MOREOVER, this Court notes that the alleged holographic will was executed on January 25, 1962 while
Ricardo B. Bonilla died on May 13, 1976. In view of the lapse of more than 14 years from the time of the
execution of the will to the death of the decedent, the fact that the original of the will could not be located
shows to our mind that the decedent had discarded before his death his allegedly missing Holographic
Will.

ISSUE
Whether or not a holographic will which was lost or cannot be found can be proved by means of a
photostatic copy.

HELD
Pursuant to Article 811 of the Civil Code, probate of holographic wills is the allowance of the will
by the court after its due execution has been proved. The probate may be uncontested or not. If
uncontested, at least one Identifying witness is required and, if no witness is available, experts may be
resorted to. If contested, at least three Identifying witnesses are required. However, if the holographic will
has been lost or destroyed and no other copy is available, the will can not be probated because the best
and only evidence is the handwriting of the testator in said will. It is necessary that there be a comparison
between sample handwritten statements of the testator and the handwritten will.

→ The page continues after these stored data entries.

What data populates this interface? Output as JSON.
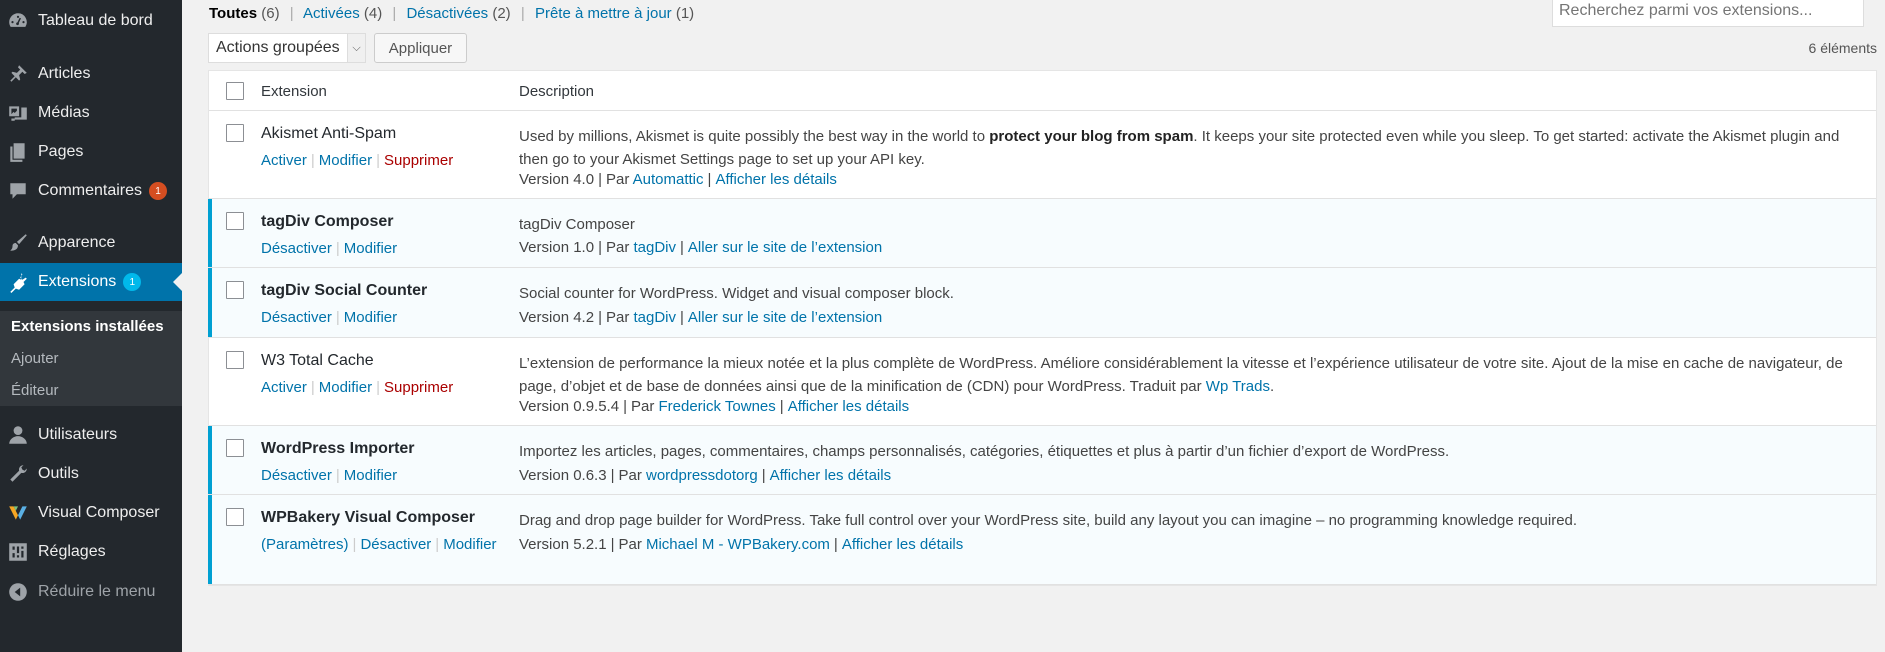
{
  "sidebar": {
    "items": [
      {
        "id": "dashboard",
        "label": "Tableau de bord",
        "icon": "dashboard-icon"
      },
      {
        "id": "articles",
        "label": "Articles",
        "icon": "pin-icon"
      },
      {
        "id": "medias",
        "label": "Médias",
        "icon": "media-icon"
      },
      {
        "id": "pages",
        "label": "Pages",
        "icon": "pages-icon"
      },
      {
        "id": "comments",
        "label": "Commentaires",
        "icon": "comment-icon",
        "badge": "1"
      },
      {
        "id": "appearance",
        "label": "Apparence",
        "icon": "brush-icon"
      },
      {
        "id": "extensions",
        "label": "Extensions",
        "icon": "plugin-icon",
        "badge": "1"
      },
      {
        "id": "users",
        "label": "Utilisateurs",
        "icon": "user-icon"
      },
      {
        "id": "tools",
        "label": "Outils",
        "icon": "wrench-icon"
      },
      {
        "id": "visual-composer",
        "label": "Visual Composer",
        "icon": "visual-composer-icon"
      },
      {
        "id": "settings",
        "label": "Réglages",
        "icon": "settings-icon"
      },
      {
        "id": "collapse",
        "label": "Réduire le menu",
        "icon": "collapse-icon"
      }
    ],
    "submenu": [
      {
        "label": "Extensions installées",
        "current": true
      },
      {
        "label": "Ajouter"
      },
      {
        "label": "Éditeur"
      }
    ]
  },
  "filters": {
    "all": {
      "label": "Toutes",
      "count": "(6)"
    },
    "active": {
      "label": "Activées",
      "count": "(4)"
    },
    "inactive": {
      "label": "Désactivées",
      "count": "(2)"
    },
    "upgrade": {
      "label": "Prête à mettre à jour",
      "count": "(1)"
    },
    "separator": "|"
  },
  "search": {
    "placeholder": "Recherchez parmi vos extensions..."
  },
  "bulk": {
    "select_label": "Actions groupées",
    "apply_label": "Appliquer"
  },
  "items_count": "6 éléments",
  "table": {
    "col_extension": "Extension",
    "col_description": "Description"
  },
  "plugins": [
    {
      "name": "Akismet Anti-Spam",
      "active": false,
      "actions": [
        "Activer",
        "Modifier",
        "Supprimer"
      ],
      "desc_before": "Used by millions, Akismet is quite possibly the best way in the world to ",
      "desc_strong": "protect your blog from spam",
      "desc_after": ". It keeps your site protected even while you sleep. To get started: activate the Akismet plugin and then go to your Akismet Settings page to set up your API key.",
      "version": "Version 4.0",
      "by": "Par",
      "author": "Automattic",
      "details": "Afficher les détails"
    },
    {
      "name": "tagDiv Composer",
      "active": true,
      "actions": [
        "Désactiver",
        "Modifier"
      ],
      "desc_before": "tagDiv Composer",
      "version": "Version 1.0",
      "by": "Par",
      "author": "tagDiv",
      "details": "Aller sur le site de l’extension"
    },
    {
      "name": "tagDiv Social Counter",
      "active": true,
      "actions": [
        "Désactiver",
        "Modifier"
      ],
      "desc_before": "Social counter for WordPress. Widget and visual composer block.",
      "version": "Version 4.2",
      "by": "Par",
      "author": "tagDiv",
      "details": "Aller sur le site de l’extension"
    },
    {
      "name": "W3 Total Cache",
      "active": false,
      "actions": [
        "Activer",
        "Modifier",
        "Supprimer"
      ],
      "desc_before": "L’extension de performance la mieux notée et la plus complète de WordPress. Améliore considérablement la vitesse et l’expérience utilisateur de votre site. Ajout de la mise en cache de navigateur, de page, d’objet et de base de données ainsi que de la minification de (CDN) pour WordPress. Traduit par ",
      "desc_link": "Wp Trads",
      "desc_after": ".",
      "version": "Version 0.9.5.4",
      "by": "Par",
      "author": "Frederick Townes",
      "details": "Afficher les détails"
    },
    {
      "name": "WordPress Importer",
      "active": true,
      "actions": [
        "Désactiver",
        "Modifier"
      ],
      "desc_before": "Importez les articles, pages, commentaires, champs personnalisés, catégories, étiquettes et plus à partir d’un fichier d’export de WordPress.",
      "version": "Version 0.6.3",
      "by": "Par",
      "author": "wordpressdotorg",
      "details": "Afficher les détails"
    },
    {
      "name": "WPBakery Visual Composer",
      "active": true,
      "actions": [
        "(Paramètres)",
        "Désactiver",
        "Modifier"
      ],
      "desc_before": "Drag and drop page builder for WordPress. Take full control over your WordPress site, build any layout you can imagine – no programming knowledge required.",
      "version": "Version 5.2.1",
      "by": "Par",
      "author": "Michael M - WPBakery.com",
      "details": "Afficher les détails"
    }
  ],
  "colors": {
    "sidebar_bg": "#23282d",
    "accent": "#0073aa",
    "active_border": "#00a0d2",
    "delete": "#aa0000"
  }
}
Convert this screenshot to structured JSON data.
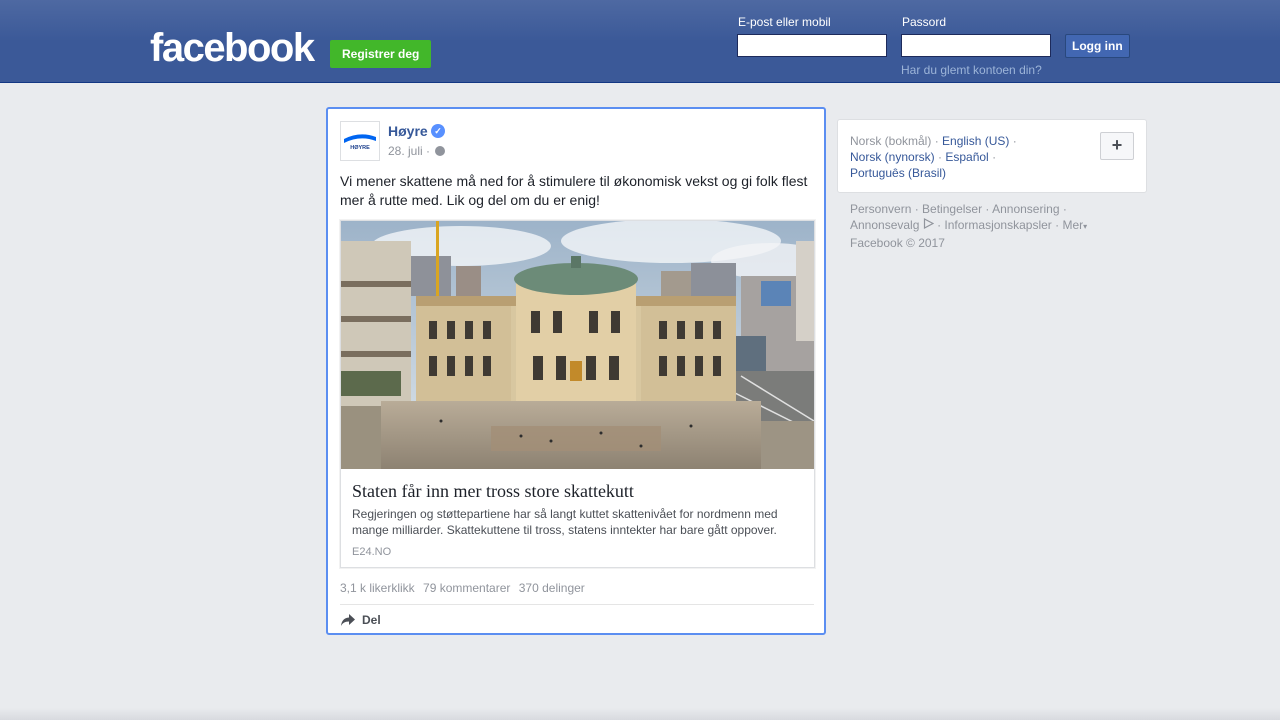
{
  "header": {
    "logo": "facebook",
    "register_label": "Registrer deg",
    "email_label": "E-post eller mobil",
    "password_label": "Passord",
    "login_label": "Logg inn",
    "forgot_label": "Har du glemt kontoen din?"
  },
  "post": {
    "page_name": "Høyre",
    "avatar_text": "HØYRE",
    "date": "28. juli ·",
    "text": "Vi mener skattene må ned for å stimulere til økonomisk vekst og gi folk flest mer å rutte med. Lik og del om du er enig!",
    "link": {
      "title": "Staten får inn mer tross store skattekutt",
      "description": "Regjeringen og støttepartiene har så langt kuttet skattenivået for nordmenn med mange milliarder. Skattekuttene til tross, statens inntekter har bare gått oppover.",
      "source": "E24.NO"
    },
    "stats": {
      "likes": "3,1 k likerklikk",
      "comments": "79 kommentarer",
      "shares": "370 delinger"
    },
    "share_label": "Del"
  },
  "sidebar": {
    "languages": {
      "current": "Norsk (bokmål)",
      "english": "English (US)",
      "nynorsk": "Norsk (nynorsk)",
      "espanol": "Español",
      "portugues": "Português (Brasil)"
    },
    "add_language": "+",
    "footer": {
      "privacy": "Personvern",
      "terms": "Betingelser",
      "advertising": "Annonsering",
      "ad_choices": "Annonsevalg",
      "cookies": "Informasjonskapsler",
      "more": "Mer",
      "copyright": "Facebook © 2017"
    }
  },
  "colors": {
    "brand_blue": "#3b5998",
    "register_green": "#42b72a",
    "link_blue": "#365899",
    "focus_border": "#5b8ef1"
  }
}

But, a photostatic copy
or xerox copy of the holographic will may be allowed because comparison can be made with the standard
writings of the testator. In the case of Gam vs. Yap, 104 PHIL. 509, the Court ruled that "the execution
and the contents of a lost or destroyed holographic will may not be proved by the bare testimony of
witnesses who have seen and/or read such will. The will itself must be presented; otherwise, it shall
produce no effect. The law regards the document itself as material proof of authenticity." But, in Footnote
8 of said decision, it says that "Perhaps it may be proved by a photographic or photostatic copy. Even a
mimeographed or carbon copy; or by other similar means, if any, whereby the authenticity of the
handwriting of the deceased may be exhibited and tested before the probate court," Evidently, the
photostatic or xerox copy of the lost or destroyed holographic will may be admitted because then the
authenticity of the handwriting of the deceased can be determined by the probate court.